Telecom Italia, Fossati vuole che presidente sia scelto da liste minoranza

venerdì 28 febbraio 2014 19:37
 

MILANO, 28 febbraio (Reuters) - Marco Fossati, azionista Telecom Italia con il 5% del capitale, chiede che il presidente venga eletto tra i candidati delle liste di minoranza.

Lo dice una nota della holding della famiglia Fossati, Findim, dopo il consiglio di ieri che ha raccomandato, tra le altre cose, che il presidente del nuovo cda, che sarà votato alla prossima assemblea del 16 aprile, sia una figura di garanzia scelto tra gli indipendenti.

"Affinché il presidente rappresenti una figura di garanzia per tutti gli azionisti" é indispensabile che "venga scelto, nella ben nota logica del check and balance, tra i candidati eletti nelle liste di minoranza".
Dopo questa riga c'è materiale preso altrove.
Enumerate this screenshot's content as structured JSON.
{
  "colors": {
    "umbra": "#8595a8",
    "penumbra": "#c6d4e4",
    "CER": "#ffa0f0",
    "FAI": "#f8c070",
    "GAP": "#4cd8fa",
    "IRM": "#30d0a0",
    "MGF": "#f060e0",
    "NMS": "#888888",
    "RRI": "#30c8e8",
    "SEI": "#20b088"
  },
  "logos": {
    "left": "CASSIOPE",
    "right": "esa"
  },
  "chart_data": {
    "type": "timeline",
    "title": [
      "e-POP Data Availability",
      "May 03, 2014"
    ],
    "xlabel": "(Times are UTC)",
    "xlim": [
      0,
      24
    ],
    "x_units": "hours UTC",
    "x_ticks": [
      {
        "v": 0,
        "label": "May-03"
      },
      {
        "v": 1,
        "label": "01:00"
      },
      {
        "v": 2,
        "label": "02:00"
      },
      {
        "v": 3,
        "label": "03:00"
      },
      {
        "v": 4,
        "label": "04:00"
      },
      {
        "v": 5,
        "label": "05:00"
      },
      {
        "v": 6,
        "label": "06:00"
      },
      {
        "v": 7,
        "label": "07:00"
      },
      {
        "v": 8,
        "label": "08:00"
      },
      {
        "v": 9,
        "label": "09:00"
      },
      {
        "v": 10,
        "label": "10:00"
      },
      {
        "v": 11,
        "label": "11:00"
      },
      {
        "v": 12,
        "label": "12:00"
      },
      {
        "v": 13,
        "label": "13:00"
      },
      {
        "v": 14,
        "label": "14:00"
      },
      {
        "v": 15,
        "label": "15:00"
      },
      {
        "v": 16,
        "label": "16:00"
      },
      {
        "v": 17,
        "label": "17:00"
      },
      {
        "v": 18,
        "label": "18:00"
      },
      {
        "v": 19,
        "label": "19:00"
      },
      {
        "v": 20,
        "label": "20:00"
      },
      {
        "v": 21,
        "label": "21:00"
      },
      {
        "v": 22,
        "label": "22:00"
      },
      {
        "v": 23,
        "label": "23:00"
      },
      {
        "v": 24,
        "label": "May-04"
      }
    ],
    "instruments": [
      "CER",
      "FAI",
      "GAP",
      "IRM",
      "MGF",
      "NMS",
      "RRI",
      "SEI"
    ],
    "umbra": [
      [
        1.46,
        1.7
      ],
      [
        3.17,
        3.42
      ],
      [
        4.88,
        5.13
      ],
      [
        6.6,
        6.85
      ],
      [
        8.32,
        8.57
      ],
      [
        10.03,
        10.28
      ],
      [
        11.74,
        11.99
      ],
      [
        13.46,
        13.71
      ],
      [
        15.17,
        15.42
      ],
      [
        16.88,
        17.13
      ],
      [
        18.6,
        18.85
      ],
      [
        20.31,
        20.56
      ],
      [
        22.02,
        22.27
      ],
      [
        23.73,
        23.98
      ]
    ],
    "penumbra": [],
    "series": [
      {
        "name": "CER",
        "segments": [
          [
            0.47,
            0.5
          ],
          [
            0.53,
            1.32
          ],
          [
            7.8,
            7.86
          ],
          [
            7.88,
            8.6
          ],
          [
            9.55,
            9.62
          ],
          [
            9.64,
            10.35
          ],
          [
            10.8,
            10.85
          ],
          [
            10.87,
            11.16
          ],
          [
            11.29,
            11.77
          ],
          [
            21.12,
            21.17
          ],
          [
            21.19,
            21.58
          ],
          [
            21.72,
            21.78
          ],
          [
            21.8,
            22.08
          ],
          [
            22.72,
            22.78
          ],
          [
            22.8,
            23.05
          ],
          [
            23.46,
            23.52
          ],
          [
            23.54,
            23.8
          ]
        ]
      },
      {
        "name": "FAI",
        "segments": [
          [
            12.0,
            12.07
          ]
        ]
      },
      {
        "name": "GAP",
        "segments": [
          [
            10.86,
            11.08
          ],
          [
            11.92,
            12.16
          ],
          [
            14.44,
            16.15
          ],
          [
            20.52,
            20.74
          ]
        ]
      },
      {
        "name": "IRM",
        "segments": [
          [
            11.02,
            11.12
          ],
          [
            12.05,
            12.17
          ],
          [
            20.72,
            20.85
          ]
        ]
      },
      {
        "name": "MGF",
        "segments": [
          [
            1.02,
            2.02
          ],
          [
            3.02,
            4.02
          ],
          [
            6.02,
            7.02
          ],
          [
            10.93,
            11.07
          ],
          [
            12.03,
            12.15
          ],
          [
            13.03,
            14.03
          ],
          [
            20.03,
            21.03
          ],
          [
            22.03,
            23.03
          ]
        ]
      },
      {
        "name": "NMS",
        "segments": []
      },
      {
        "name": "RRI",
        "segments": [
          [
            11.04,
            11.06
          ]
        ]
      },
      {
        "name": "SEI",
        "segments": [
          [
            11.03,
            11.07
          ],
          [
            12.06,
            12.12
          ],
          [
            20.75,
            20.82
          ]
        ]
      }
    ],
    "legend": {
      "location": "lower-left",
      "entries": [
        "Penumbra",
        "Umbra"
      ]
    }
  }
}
Findim si riserva di valutare, a tale riguardo, le eventuali iniziative tese ad assicurare il "miglioramento della governance" per poter realizzare "scelte industriali che creino valore per tutti gli azionisti".

A inizio febbraio alcune fonti avevano detto a Reuters che Telecom Italia avrebbe rinviato la riforma dello statuto, mentre si faceva strada un compromesso sulla governance tra Telco, socio di riferimento, e Fossati, che avrebbe potuto portare Vito Gamberale alla presidenza del gruppo.

L'ipotesi era quella di avere 11 consiglieri, senza i rappresentanti di Telefonica, con 8 componenti nominati da Telco ma indipendenti, 3 alle minoranze con ruoli di garanzia tra cui la presidenza.

Telco, che controlla il 22,4% di Telecom, è partecipata, in termini di diritti di voto, da Telefonica con il 46,18%, da Intesa Sanpaolo e Mediobanca con l'11,62% ciascuna e da Generali con il 30,58%.

Fossati ha portato in assemblea, il 20 dicembre 2013, una proposta di revoca dell'attuale cda, che è stata bocciata dalla maggioranza dei presenti, ma raccogliendo voti favorevoli pari al 23% del capitale.